Government must stop being a roadblock and instead begin helping employers and entrepreneurs expand and create jobs, because the economy will not come back and state revenues will not come back until private-sector jobs come back.
And higher taxes and more debt do not grow jobs. They kill them. Let’s also not forget that in last May’s special election, the voters overwhelmingly rejected higher taxes. That is why I am fighting for a budget that cuts spending, does not raise taxes and finally forces government to live within its means.
But this budget is not just about the short term. We must also adopt long-term reforms to put our finances on solid ground for future generations to come.
We must create a rainy-day fund, so we save money in the good years to cover shortfalls in the bad years.
We must also reform California’s pension system for government employees, whose costs to taxpayers for just one of our major pension funds have skyrocketed from $150 million a year a decade ago to almost $4 billion this year. Private-sector workers already struggle to pay for their own retirement. Now they are being forced to pay more and more for the government workers’ retirement, at the very time their own retirement accounts have declined. What is worse, in five years those pension costs will grow to well over $10 billion per year, and keep growing from there.
Over the next 30 years, the state will spend hundreds of billions of dollars just to service existing retirement benefit debt — further hammering taxpayers and crowding out funding for education, infrastructure, healthcare and other critical programs. In fact this year, for the first time ever, we will spend more on government employee retirement benefits than on higher education.

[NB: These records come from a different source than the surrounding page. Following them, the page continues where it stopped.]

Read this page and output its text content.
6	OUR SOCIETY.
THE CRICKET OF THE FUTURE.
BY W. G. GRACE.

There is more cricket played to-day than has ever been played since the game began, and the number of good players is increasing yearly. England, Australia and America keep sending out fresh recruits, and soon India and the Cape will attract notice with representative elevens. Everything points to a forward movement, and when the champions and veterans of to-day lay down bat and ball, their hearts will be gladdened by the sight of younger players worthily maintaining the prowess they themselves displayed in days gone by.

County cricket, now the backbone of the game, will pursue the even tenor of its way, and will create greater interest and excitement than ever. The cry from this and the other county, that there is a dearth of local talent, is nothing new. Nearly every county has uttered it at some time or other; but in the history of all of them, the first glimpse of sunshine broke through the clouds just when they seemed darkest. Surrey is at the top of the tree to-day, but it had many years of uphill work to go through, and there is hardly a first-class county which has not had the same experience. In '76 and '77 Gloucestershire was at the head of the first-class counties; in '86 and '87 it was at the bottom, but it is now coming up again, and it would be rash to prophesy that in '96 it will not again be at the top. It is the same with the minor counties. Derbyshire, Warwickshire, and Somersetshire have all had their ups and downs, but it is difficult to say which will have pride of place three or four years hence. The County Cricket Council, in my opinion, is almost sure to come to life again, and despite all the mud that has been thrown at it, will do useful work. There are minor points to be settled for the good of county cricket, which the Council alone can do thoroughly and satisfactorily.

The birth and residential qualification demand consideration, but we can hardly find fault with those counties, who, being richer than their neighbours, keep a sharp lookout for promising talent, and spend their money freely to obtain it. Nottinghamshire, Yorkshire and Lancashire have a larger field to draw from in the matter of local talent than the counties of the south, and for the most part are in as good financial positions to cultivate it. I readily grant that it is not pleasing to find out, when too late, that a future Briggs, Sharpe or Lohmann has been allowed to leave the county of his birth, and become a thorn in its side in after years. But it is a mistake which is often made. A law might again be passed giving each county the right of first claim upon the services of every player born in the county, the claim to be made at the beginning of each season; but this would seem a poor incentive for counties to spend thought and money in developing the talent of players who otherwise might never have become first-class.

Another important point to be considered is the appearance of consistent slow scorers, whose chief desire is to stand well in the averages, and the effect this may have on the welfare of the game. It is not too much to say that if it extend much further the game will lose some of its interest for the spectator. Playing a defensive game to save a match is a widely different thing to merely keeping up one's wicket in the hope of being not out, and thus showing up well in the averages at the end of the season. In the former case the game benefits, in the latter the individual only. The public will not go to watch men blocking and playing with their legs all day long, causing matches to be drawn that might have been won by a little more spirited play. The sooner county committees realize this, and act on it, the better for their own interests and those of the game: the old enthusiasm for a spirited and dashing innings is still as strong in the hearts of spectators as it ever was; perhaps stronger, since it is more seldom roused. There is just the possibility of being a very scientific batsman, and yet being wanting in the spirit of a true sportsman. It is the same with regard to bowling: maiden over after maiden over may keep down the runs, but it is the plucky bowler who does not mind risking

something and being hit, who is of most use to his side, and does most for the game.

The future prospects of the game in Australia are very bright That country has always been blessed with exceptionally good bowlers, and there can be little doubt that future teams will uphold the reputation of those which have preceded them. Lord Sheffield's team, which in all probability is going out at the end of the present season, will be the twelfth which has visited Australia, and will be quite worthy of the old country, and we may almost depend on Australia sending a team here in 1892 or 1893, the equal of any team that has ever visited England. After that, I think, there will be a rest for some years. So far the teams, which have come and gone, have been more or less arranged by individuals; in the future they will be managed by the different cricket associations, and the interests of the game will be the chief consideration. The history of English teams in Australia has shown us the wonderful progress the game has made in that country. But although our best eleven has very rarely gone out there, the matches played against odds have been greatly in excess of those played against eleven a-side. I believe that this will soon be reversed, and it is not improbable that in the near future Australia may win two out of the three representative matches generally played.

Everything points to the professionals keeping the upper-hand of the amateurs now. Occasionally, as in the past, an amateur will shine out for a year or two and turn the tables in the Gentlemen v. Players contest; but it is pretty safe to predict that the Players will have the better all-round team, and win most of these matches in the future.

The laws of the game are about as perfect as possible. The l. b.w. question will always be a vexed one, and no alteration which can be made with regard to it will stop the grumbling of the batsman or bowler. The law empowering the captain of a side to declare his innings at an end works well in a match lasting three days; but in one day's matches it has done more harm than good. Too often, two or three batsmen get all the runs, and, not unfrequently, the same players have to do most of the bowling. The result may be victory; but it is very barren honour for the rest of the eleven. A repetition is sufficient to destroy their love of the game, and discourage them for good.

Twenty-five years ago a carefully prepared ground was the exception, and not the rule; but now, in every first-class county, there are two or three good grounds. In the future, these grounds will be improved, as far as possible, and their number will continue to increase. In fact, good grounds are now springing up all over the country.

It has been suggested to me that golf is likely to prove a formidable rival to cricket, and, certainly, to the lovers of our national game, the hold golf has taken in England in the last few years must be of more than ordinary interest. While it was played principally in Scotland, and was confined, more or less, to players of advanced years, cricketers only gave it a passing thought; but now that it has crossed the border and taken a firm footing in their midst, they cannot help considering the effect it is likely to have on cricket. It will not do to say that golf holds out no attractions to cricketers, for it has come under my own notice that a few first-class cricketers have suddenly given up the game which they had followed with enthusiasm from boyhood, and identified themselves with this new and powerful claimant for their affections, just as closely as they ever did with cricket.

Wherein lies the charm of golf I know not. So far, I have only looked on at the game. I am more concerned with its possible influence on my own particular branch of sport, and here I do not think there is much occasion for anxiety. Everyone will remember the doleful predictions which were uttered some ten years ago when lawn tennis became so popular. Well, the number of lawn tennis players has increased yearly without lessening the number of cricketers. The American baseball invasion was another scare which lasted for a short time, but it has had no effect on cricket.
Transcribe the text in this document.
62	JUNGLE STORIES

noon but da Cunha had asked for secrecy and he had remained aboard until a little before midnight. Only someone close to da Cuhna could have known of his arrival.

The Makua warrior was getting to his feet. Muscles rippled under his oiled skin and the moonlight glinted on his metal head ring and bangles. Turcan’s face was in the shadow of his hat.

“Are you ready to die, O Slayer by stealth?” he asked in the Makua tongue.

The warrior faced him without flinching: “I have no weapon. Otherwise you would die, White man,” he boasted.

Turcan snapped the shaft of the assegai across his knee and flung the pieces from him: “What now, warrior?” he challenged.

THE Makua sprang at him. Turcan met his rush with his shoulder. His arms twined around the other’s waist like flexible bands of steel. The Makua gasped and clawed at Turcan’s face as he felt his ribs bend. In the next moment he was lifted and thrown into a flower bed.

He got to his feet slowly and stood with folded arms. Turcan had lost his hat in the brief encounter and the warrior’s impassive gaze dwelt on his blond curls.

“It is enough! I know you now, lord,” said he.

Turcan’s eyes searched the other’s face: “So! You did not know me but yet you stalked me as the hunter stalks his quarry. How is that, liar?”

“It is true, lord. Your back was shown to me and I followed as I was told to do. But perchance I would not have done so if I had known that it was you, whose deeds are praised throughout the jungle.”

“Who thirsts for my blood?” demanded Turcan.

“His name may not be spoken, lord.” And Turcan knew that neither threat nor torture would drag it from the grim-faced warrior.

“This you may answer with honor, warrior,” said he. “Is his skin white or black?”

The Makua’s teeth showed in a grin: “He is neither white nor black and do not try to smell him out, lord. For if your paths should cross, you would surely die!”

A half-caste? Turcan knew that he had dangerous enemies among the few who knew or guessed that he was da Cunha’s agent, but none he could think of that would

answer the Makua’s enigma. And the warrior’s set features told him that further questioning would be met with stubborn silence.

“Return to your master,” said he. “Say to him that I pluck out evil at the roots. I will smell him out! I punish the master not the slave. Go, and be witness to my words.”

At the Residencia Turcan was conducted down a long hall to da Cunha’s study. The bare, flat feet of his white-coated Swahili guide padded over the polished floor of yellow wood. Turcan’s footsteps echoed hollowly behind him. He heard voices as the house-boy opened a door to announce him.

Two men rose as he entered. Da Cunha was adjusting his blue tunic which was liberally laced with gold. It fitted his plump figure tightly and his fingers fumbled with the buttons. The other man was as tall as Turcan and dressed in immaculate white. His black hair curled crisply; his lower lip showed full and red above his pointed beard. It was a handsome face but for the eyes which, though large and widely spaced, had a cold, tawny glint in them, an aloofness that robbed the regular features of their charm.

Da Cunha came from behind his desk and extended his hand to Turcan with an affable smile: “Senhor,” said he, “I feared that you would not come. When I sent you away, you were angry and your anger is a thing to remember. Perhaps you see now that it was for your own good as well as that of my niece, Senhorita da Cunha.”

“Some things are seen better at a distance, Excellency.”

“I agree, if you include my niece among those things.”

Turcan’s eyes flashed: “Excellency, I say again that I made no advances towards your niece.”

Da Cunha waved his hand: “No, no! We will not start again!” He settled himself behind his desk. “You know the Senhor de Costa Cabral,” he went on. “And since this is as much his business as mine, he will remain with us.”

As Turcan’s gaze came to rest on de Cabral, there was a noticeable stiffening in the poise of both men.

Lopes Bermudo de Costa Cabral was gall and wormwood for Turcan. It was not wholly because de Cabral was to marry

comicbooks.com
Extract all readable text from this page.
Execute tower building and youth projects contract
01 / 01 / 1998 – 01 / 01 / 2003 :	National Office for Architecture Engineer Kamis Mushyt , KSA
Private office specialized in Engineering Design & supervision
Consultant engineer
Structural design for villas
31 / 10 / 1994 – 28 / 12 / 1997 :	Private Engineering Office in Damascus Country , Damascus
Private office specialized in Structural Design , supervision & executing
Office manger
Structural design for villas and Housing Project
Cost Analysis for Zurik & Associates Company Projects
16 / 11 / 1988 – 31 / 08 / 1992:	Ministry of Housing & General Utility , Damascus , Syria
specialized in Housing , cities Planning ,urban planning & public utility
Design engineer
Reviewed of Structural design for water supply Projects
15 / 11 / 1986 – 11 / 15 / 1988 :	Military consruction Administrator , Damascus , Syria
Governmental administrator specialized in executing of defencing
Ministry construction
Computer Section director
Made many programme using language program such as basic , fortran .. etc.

That is why I have proposed comprehensive pension reform, including rolling back benefits for new hires. I have fought for these reforms in prior years, yet the special interests spent tens of millions of dollars to defeat them. But this year their money is no match for my will and the will of fed-up Californians who are demanding change.
Today, there is no doubt that our state faces serious challenges. But in spite of whatever problems our government has, I never lose faith in the future of our state. California is still home to the greatest entrepreneurs and innovators in the world. Now we must give them a government that is a partner and not an obstacle, a friend and not a foe.
If we succeed, California’s star will shine brighter than ever.
Arnold Schwarzenegger is governor of California.